Treasury recommended retaining the standards until replacement ready
A Cabinet paper published today said the new system would measure children's progress and focus on "key competencies for success in life, learning and work".
It said in the meantime the government would require schools to report on children's progress as well as achievement with an emphasis on good quality information from a range of sources.
"This will help reassure parents and whānau that the removal of Nga Whanaketanga Rumaki Māori and National Standards will not reduce the information available to them," the cabinet paper said.
The paper showed Treasury supported the plan to measure children's progress against a wider range of subjects, but warned that dumping the standards would create a gap in national information about children's achievement.
It recommended retaining the standards until the replacement system was ready.
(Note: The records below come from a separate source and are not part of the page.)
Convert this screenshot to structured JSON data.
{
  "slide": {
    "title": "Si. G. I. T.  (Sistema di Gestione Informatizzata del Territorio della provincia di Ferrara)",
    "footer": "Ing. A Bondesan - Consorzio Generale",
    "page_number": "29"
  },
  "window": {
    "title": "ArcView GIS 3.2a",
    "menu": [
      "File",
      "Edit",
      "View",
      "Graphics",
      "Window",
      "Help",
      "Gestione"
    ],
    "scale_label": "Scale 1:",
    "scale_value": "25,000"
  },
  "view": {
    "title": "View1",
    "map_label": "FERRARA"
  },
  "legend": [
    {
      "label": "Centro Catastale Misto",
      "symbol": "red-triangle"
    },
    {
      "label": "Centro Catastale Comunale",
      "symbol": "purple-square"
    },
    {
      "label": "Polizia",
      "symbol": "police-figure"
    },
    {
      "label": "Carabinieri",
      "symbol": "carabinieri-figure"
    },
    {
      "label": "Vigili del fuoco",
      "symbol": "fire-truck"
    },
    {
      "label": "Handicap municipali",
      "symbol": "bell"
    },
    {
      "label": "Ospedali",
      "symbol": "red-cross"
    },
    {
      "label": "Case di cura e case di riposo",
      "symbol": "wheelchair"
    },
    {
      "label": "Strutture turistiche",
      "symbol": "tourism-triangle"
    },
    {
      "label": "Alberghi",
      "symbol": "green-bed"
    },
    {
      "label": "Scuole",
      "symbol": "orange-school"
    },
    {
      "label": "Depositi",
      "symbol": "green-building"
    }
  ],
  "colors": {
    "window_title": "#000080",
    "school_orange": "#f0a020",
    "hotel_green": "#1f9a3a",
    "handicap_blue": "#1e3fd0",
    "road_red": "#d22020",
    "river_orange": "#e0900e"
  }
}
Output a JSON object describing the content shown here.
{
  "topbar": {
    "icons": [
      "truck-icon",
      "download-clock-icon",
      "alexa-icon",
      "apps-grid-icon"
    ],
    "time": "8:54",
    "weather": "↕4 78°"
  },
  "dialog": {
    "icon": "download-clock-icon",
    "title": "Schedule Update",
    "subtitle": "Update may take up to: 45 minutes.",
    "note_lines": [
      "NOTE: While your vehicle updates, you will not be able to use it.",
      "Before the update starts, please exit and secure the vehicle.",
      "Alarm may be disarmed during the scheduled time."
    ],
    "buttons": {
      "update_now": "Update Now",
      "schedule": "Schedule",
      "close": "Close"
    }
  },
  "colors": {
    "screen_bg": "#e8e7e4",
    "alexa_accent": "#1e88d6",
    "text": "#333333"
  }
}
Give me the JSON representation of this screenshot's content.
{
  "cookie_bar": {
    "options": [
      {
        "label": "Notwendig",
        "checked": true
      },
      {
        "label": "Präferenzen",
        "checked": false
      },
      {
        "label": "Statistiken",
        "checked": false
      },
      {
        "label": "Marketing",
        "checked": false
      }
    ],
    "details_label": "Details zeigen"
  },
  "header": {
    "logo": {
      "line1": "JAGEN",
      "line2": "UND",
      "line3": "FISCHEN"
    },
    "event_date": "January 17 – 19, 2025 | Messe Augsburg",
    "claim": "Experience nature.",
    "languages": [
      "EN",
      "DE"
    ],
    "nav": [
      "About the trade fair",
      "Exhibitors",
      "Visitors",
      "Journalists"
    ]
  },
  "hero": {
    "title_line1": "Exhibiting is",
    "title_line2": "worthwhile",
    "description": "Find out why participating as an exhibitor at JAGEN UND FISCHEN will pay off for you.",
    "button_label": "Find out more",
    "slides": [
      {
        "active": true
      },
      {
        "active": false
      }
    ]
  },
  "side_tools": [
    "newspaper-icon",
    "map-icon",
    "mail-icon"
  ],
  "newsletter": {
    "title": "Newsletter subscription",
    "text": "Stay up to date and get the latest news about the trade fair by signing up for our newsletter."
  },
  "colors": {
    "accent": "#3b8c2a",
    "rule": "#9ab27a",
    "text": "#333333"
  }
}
"Systems level information on primary school performance is critical to the Ministry and the ERO to identify whether there is a need for changes in education policy settings, as well as to identify which schools may need additional support or intervention. Without this intervention, systematic issues may not become visible until NCEA, which is too late for effective intervention," Treasury told the government
However, Mr Hipkins responded that national standards had not been providing reliable national-level information because they were "neither national nor standard".
The paper showed the government had asked the Education Ministry to redesign a computer system that helped teachers make accurate judgements about children's achievement against the standards so that it could instead be used to measure children's achievement and progress against curriculum levels in "foundational learning areas".
It said the government was also stopping the transfer of responsibility for teachers' professional development courses and training to the Education Council.
The paper said the Education Minister wanted to consider instead the development of a national advisory service to oversee all centrally-funded training.
An education professor says scrapping national standards is a good turn of events for schools as they were flawed and poorly developed.
Martin Thrupp, a professor of education at Waikato University, said there was an enormous amount of work for teachers in justifying their assessments and in senior staff moderating them under national standards.
"It's a very busy system. It has a kind of simplistic, crude four point scale - children are labelled well below, below, at or above but behind that is an enormous amount of work," he said
"The amount of time that teachers put into shoring up the overall teacher judgements to make those determinations was a distraction from teaching and learning I think.
"Testing or having some sort of assessment of children twice a year every year and that being reported nationally - even in places like Australia it's only at 3,5, 7 and SAT testing the UK is not every year."
He said there were many other measures available to teachers and the government should consult properly on what it did next in monitoring student achievement.